Le thème mythique de la séparation entre humains et non-humains, c’est-à-dire entre « culture » et « nature » selon le jargon consacré, n’a pas, dans le cas du peuple indigène [panaméricain], la même signification que dans notre mythologie évolutionniste. La proposition présente des mythes indigènes est la suivante : les animaux étaient des humains et ont cessé de l’être, l’humanité est le fond commun de l’humanité et de l’animalité. Dans notre mythologie c’est le contraire : nous les humains, nous étions des animaux et nous avons « cessé » de l’être, avec l’apparition de la culture, etc. Pour nous, la condition générique est celle de l’animalité : « tout le monde » est animal, mais certains (êtres, espèces) sont plus animaux que les autres : nous, les humains, nous sommes certainement les moins animaux de tous, mais justement c’est le point important, That’s the point comme on dit en anglais. Par contre, dans les mythologies indigènes, tout le monde est humain, sauf que certains de ces humains sont moins humains que les autres. Différents animaux sont très éloignés des humains, mais ils sont tous, ou presque, à l’origine, humains ou humanoïdes, anthropomorphes ou, surtout, « anthropologiques » dans le sens où ils communiquent avec (et comme) les humains. […]

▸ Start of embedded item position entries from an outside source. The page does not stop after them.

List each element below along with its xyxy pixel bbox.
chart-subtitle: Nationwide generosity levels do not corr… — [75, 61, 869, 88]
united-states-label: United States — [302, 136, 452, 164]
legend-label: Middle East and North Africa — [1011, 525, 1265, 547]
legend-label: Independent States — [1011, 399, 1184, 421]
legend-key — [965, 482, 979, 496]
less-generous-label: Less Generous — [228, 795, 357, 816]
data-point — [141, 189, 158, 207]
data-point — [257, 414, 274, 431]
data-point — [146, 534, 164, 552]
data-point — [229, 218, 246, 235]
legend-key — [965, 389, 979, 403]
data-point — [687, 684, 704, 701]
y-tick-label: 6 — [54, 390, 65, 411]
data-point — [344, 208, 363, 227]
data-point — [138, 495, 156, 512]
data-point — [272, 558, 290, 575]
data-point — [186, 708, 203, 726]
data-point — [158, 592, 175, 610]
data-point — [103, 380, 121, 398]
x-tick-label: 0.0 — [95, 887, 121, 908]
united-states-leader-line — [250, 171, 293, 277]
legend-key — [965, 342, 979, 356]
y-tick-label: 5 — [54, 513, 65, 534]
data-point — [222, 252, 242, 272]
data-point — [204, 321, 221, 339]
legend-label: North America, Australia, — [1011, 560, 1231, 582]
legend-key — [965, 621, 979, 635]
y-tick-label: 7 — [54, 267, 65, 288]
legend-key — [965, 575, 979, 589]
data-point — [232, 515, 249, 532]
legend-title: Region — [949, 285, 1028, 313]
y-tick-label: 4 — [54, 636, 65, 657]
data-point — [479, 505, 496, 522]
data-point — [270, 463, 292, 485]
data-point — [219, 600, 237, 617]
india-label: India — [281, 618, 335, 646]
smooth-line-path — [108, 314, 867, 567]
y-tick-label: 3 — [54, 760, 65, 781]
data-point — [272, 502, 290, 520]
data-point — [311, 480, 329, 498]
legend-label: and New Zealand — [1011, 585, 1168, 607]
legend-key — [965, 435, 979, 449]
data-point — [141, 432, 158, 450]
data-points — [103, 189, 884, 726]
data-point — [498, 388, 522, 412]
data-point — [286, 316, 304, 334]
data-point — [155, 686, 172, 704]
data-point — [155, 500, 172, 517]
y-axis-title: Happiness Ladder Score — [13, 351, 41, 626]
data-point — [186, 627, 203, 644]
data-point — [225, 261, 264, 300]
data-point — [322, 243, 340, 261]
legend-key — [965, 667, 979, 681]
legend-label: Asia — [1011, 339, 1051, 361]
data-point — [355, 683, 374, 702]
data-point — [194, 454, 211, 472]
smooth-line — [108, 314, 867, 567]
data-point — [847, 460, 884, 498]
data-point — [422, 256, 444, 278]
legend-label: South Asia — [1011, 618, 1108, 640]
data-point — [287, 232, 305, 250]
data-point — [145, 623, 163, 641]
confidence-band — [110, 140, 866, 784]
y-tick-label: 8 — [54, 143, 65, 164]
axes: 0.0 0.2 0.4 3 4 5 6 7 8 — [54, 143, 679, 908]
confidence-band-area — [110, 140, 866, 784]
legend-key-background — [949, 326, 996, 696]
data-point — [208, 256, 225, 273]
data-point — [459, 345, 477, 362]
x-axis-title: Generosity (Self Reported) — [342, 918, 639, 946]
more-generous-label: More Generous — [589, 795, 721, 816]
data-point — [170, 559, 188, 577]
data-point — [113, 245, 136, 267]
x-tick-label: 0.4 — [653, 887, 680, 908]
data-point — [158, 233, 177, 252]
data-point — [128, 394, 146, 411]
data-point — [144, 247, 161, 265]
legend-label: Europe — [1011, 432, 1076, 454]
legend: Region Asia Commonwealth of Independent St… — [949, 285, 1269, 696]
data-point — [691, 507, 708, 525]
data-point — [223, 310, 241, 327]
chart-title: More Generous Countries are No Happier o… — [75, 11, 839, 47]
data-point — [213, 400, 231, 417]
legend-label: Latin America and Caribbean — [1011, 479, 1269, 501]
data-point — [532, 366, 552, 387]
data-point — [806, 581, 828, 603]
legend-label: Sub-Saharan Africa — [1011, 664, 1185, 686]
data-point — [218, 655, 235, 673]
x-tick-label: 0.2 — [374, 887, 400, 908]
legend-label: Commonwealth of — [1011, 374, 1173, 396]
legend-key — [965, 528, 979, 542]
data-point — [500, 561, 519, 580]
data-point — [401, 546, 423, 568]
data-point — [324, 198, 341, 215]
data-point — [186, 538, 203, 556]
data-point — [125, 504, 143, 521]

Cette humanité antérieure aux animaux n’est jamais oubliée, parce qu’elle ne s’est jamais dissipée, elle est toujours là comme un potentiel inquiétant – juste comme notre animalité « passée » qui persiste, encore palpitante sous les nombreuses couches de vernis civilisateur. […]
L’idée que les animaux sont des personnes, idée commune à de nombreuses cosmologies indigènes (peut-être pas toutes, du moins si l’idée est posée dans des termes aussi simplistes), ne signifie pas que ces Indiens affirment que les animaux sont des « personnes comme nous ». Toute personne sensée, et les Indiens le sont autant si ce n’est plus que nous, « sait » qu’un animal est un animal et qu’une personne est une personne ; comme le dit quelque part Derrida, même les animaux le savent. Mais vu sous certains angles, dans certaines circonstances, pour les Indiens, dire que certains animaux sont des personnes trouve toute son sens. Qu’est-ce que cela signifie ? Quand, dans une ethnographie, vous tombez sur une affirmation du genre « untel dit que les jaguars sont des personnes », il faut être claire sur le fait que la proposition « les jaguars sont des personnes » n’est pas la même chose qu’une proposition triviale ou analytique du genre « les piranhas sont des poissons » (c’est-à-dire : « piranha » est le nom d’une espèce de poisson). Les jaguars sont des personnes, mais sont aussi des jaguars, tandis que les piranhas ne sont pas des poissons et aussi des piranhas… Les jaguars sont vraiment des jaguars, tout en ayant un côté obscur qui est humain. […] Les jaguars sont des personnes parce que la jaguarité est en même temps une potentialité des personnes, et notamment des êtres humains.